Blogger Kevin said...

Yeah... this is pretty much my take too. Nice job of articulating it in a coherent way, Tom.

Excellent observations, AOL. Particularly the analogy to Hillary's Health Care scheme. I liked that one.

9:50 AM, February 07, 2005  
Blogger Darrell said...

You are right that this in no way helps the long term SS problems, and in fact the transition costs are just extra costs. But as a separate issue, I don't see any down side other than the transition costs. It is almost inevitable that the personal accounts will do better than 3%, perhaps much better. Regular SS doesn't get inherited either. But most importantly it helps the poor the most. The wealthier you are, the less you depend on SS and the more you have other sources of income. This will allow the poor to have investments they would otherwise not have, to have the opportunity to have more money in retirement, and to be part of a system (capitalism) they geenerally feel left out of.

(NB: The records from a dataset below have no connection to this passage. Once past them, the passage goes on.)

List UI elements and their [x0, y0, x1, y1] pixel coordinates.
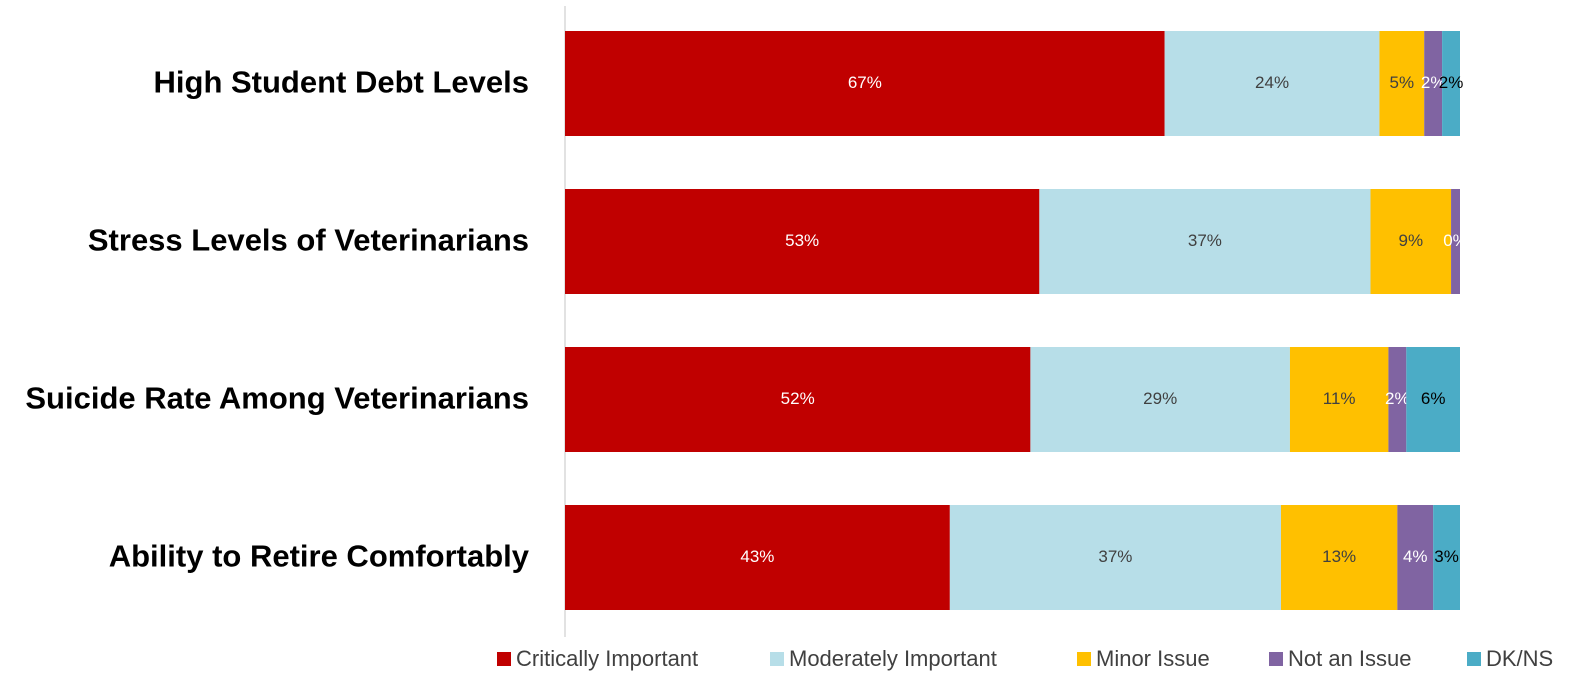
legend-swatch [497, 652, 511, 666]
data-label-moderately-important: 29% [1143, 389, 1177, 408]
legend-item-critically-important: Critically Important [497, 646, 698, 671]
legend-item-minor-issue: Minor Issue [1077, 646, 1210, 671]
bar-row-ability-to-retire-comfortably: 43% 37% 13% 4% 3% [565, 505, 1460, 610]
legend-swatch [1077, 652, 1091, 666]
data-label-not-an-issue: 0% [1443, 231, 1468, 250]
data-label-not-an-issue: 2% [1385, 389, 1410, 408]
data-label-moderately-important: 37% [1098, 547, 1132, 566]
data-label-dk-ns: 2% [1439, 73, 1464, 92]
legend-item-not-an-issue: Not an Issue [1269, 646, 1412, 671]
data-label-critically-important: 53% [785, 231, 819, 250]
bar-row-suicide-rate-among-veterinarians: 52% 29% 11% 2% 6% [565, 347, 1460, 452]
data-label-dk-ns: 6% [1421, 389, 1446, 408]
category-label: High Student Debt Levels [154, 65, 529, 100]
legend: Critically Important Moderately Important… [497, 646, 1553, 671]
bar-row-high-student-debt-levels: 67% 24% 5% 2%2% [565, 31, 1463, 136]
data-label-dk-ns: 3% [1434, 547, 1459, 566]
category-labels: High Student Debt Levels Stress Levels of… [25, 65, 529, 574]
category-label: Suicide Rate Among Veterinarians [25, 381, 529, 416]
legend-label: Minor Issue [1096, 646, 1210, 671]
category-label: Stress Levels of Veterinarians [88, 223, 529, 258]
data-label-minor-issue: 9% [1398, 231, 1423, 250]
data-label-minor-issue: 11% [1323, 389, 1356, 408]
category-label: Ability to Retire Comfortably [109, 539, 530, 574]
legend-swatch [1467, 652, 1481, 666]
data-label-critically-important: 43% [740, 547, 774, 566]
data-label-not-an-issue: 4% [1403, 547, 1428, 566]
legend-label: DK/NS [1486, 646, 1553, 671]
data-label-critically-important: 67% [848, 73, 882, 92]
legend-swatch [770, 652, 784, 666]
legend-item-dk-ns: DK/NS [1467, 646, 1553, 671]
data-label-minor-issue: 13% [1322, 547, 1356, 566]
legend-item-moderately-important: Moderately Important [770, 646, 997, 671]
bar-row-stress-levels-of-veterinarians: 53% 37% 9% 0% [565, 189, 1468, 294]
data-label-minor-issue: 5% [1390, 73, 1415, 92]
data-label-moderately-important: 37% [1188, 231, 1222, 250]
legend-label: Not an Issue [1288, 646, 1412, 671]
legend-swatch [1269, 652, 1283, 666]
legend-label: Moderately Important [789, 646, 997, 671]
bar-groups: 67% 24% 5% 2% 2% 53% 37% 9% 0% 52% 29% 11% 2% 6% 43% 37… [565, 31, 1468, 610]
data-label-moderately-important: 24% [1255, 73, 1289, 92]
data-label-critically-important: 52% [781, 389, 815, 408]
legend-label: Critically Important [516, 646, 698, 671]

9:26 AM, February 08, 2005  
Blogger Kevin said...

Anselm,

I'm not so sure that it's realistic to think that this privatization scheme would only be a net benefit which would help the poor the most.

SSI already invests the money that's paid in. But, they're investing it in low risk bonds. To beat that return rate, Bush is proposing that these hypothetical accounts be able to be invested in higher return stocks and bonds. But, a fundamental axiom of capitalism is that the higher the risk, the higher the potential profit (the side that Bush is wanting to put all his eggs in.

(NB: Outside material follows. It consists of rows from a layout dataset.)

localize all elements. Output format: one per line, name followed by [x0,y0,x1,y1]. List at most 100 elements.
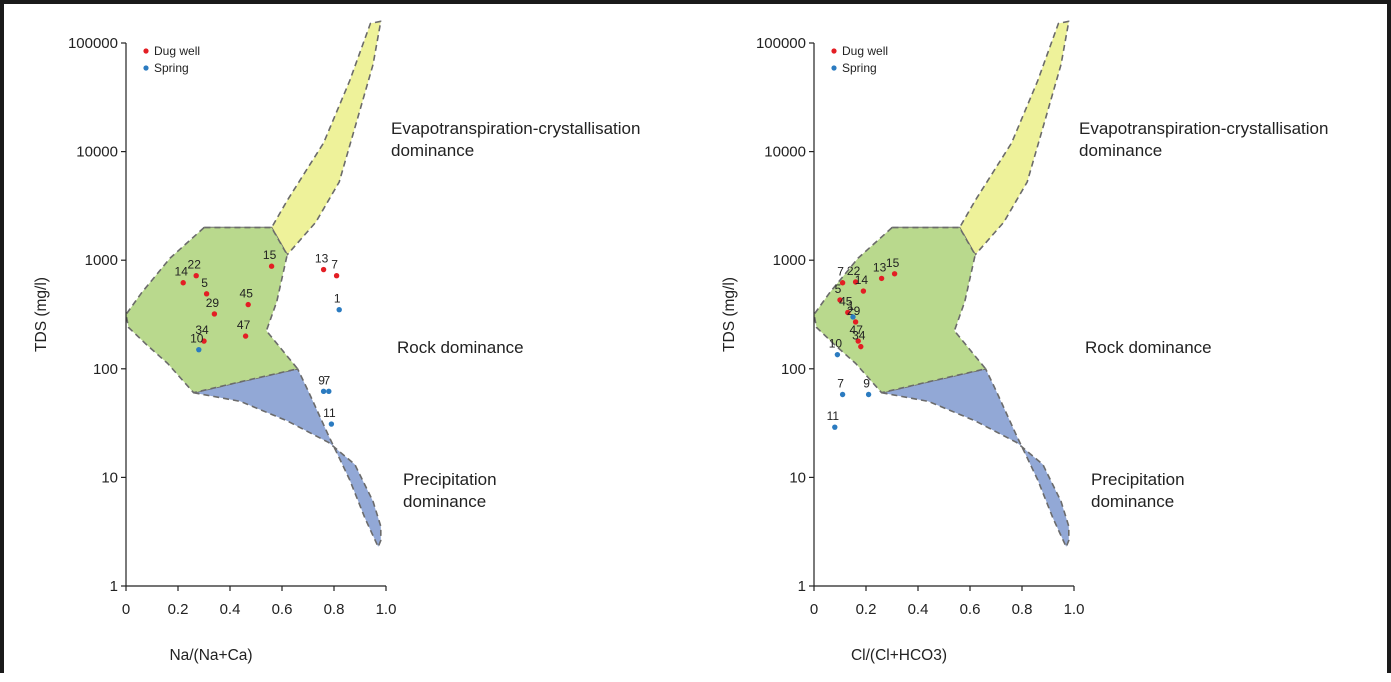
y-tick-label: 10 [789,469,806,486]
dug-well-point [860,288,867,294]
precipitation-region [192,367,382,548]
legend-marker-spring [143,65,149,71]
dug-well-point [180,280,186,286]
point-label: 11 [323,406,336,420]
y-axis-title: TDS (mg/l) [33,277,50,352]
y-tick-label: 1000 [85,252,118,269]
x-tick-label: 1.0 [376,601,397,618]
rock-region [813,226,987,394]
dug-well-point [333,272,340,279]
point-label: 1 [848,299,855,313]
point-label: 29 [847,304,861,318]
x-tick-label: 0.6 [272,601,293,618]
region-label-precipitation: dominance [403,492,486,511]
y-tick-label: 10000 [764,144,806,161]
dug-well-point [855,338,861,344]
y-tick-label: 100 [781,361,806,378]
dug-well-point [211,311,218,317]
region-label-precipitation: dominance [1091,492,1174,511]
x-tick-label: 0 [122,601,130,618]
spring-point [832,424,838,430]
x-tick-label: 0.2 [856,601,877,618]
region-label-rock: Rock dominance [1085,338,1212,357]
legend-marker-dug-well [143,48,149,54]
region-label-evaporation: Evapotranspiration-crystallisation [1079,119,1328,138]
point-label: 7 [323,373,330,387]
legend-label-spring: Spring [154,61,189,75]
point-label: 29 [206,296,220,310]
point-label: 22 [847,264,861,278]
x-tick-label: 0.8 [1012,601,1033,618]
region-label-precipitation: Precipitation [1091,470,1185,489]
point-label: 22 [188,258,202,272]
spring-point [328,421,335,427]
spring-point [196,346,202,353]
x-tick-label: 0.2 [168,601,189,618]
dug-well-point [245,301,251,308]
y-tick-label: 10 [101,469,118,486]
point-label: 34 [195,323,209,337]
evaporation-region [891,20,1070,256]
dug-well-point [845,309,851,316]
evaporation-region [203,20,382,256]
legend-label-spring: Spring [842,61,877,75]
dug-well-point [268,263,275,269]
rock-region [125,226,299,394]
region-label-evaporation: dominance [1079,141,1162,160]
point-label: 13 [315,252,329,266]
chart-na-ratio: 1 10 100 1000 10000 100000 0 0.2 0.4 0.6 0.8 1.0 Na/… [33,20,640,664]
precipitation-region [880,367,1070,548]
dug-well-point [852,279,859,285]
dug-well-point [878,275,885,282]
point-label: 10 [190,332,204,346]
y-tick-label: 100 [93,361,118,378]
y-axis-title: TDS (mg/l) [721,277,738,352]
point-label: 5 [835,282,842,296]
dug-well-point [891,271,898,277]
x-tick-label: 0.4 [220,601,241,618]
dug-well-point [193,272,199,279]
legend-label-dug-well: Dug well [154,44,200,58]
dug-well-point [203,291,210,297]
point-label: 7 [331,258,338,272]
point-label: 47 [237,318,251,332]
dug-well-point [858,343,864,350]
dug-well-point [242,333,249,339]
x-tick-label: 0.6 [960,601,981,618]
point-label: 1 [334,292,341,306]
dug-well-point [201,338,207,344]
y-tick-label: 1 [110,578,118,595]
legend-label-dug-well: Dug well [842,44,888,58]
legend-marker-dug-well [831,48,837,54]
spring-point [834,351,841,358]
point-label: 7 [837,376,844,390]
x-tick-label: 0.8 [324,601,345,618]
x-tick-label: 0 [810,601,818,618]
point-label: 47 [850,323,864,337]
chart-cl-ratio: 1 10 100 1000 10000 100000 0 0.2 0.4 0.6 0.8 1.0 Cl/… [721,20,1328,664]
point-label: 14 [855,273,869,287]
point-label: 7 [837,265,844,279]
point-label: 9 [863,376,870,390]
y-tick-label: 100000 [756,35,806,52]
point-label: 13 [873,260,887,274]
point-label: 15 [263,248,277,262]
region-label-rock: Rock dominance [397,338,524,357]
region-label-evaporation: Evapotranspiration-crystallisation [391,119,640,138]
x-axis-title: Na/(Na+Ca) [169,647,252,664]
dug-well-point [852,319,859,325]
dug-well-point [839,280,846,286]
dug-well-point [320,266,327,273]
y-tick-label: 10000 [76,144,118,161]
y-tick-label: 100000 [68,35,118,52]
spring-point [850,314,856,320]
point-label: 34 [852,329,866,343]
y-tick-label: 1000 [773,252,806,269]
point-label: 10 [829,337,843,351]
point-label: 11 [827,409,840,423]
x-tick-label: 1.0 [1064,601,1085,618]
spring-point [865,391,872,398]
region-label-evaporation: dominance [391,141,474,160]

9:57 AM, February 08, 2005  
Blogger Kevin said...

hehe... I'm at work and my boss came by. In my haste I accidently posted that last comment prematurely.

Anyway... the flip side of higher risk/higher potential gain is that there is also a higher potential to lose money.

The NYT ran a piece on Chile's privatization scheme which Bush has cited as supporting evidence that his scheme is the way to go. Thing is... Chile's scheme hasn't panned out as well in reality as the rosy theorists predicted:

http://www.nytimes.com/2005/01/27/business/worldbusiness/27pension.html?oref=login

10:42 AM, February 08, 2005  
Blogger Unknown said...

I see what you all are saying but, and maybe it's my lack of knowledge in this area, I think don't think the plan is all that bad. Yes it's a gamble and yet it's a thrown bone to the investors but I'm not so sure that's a bad thing. I'm warming up to the idea, despite the cited evidence that it's a bad idea.

Though I'd rather scrap the program altogether and create a Basic Income Guarantee.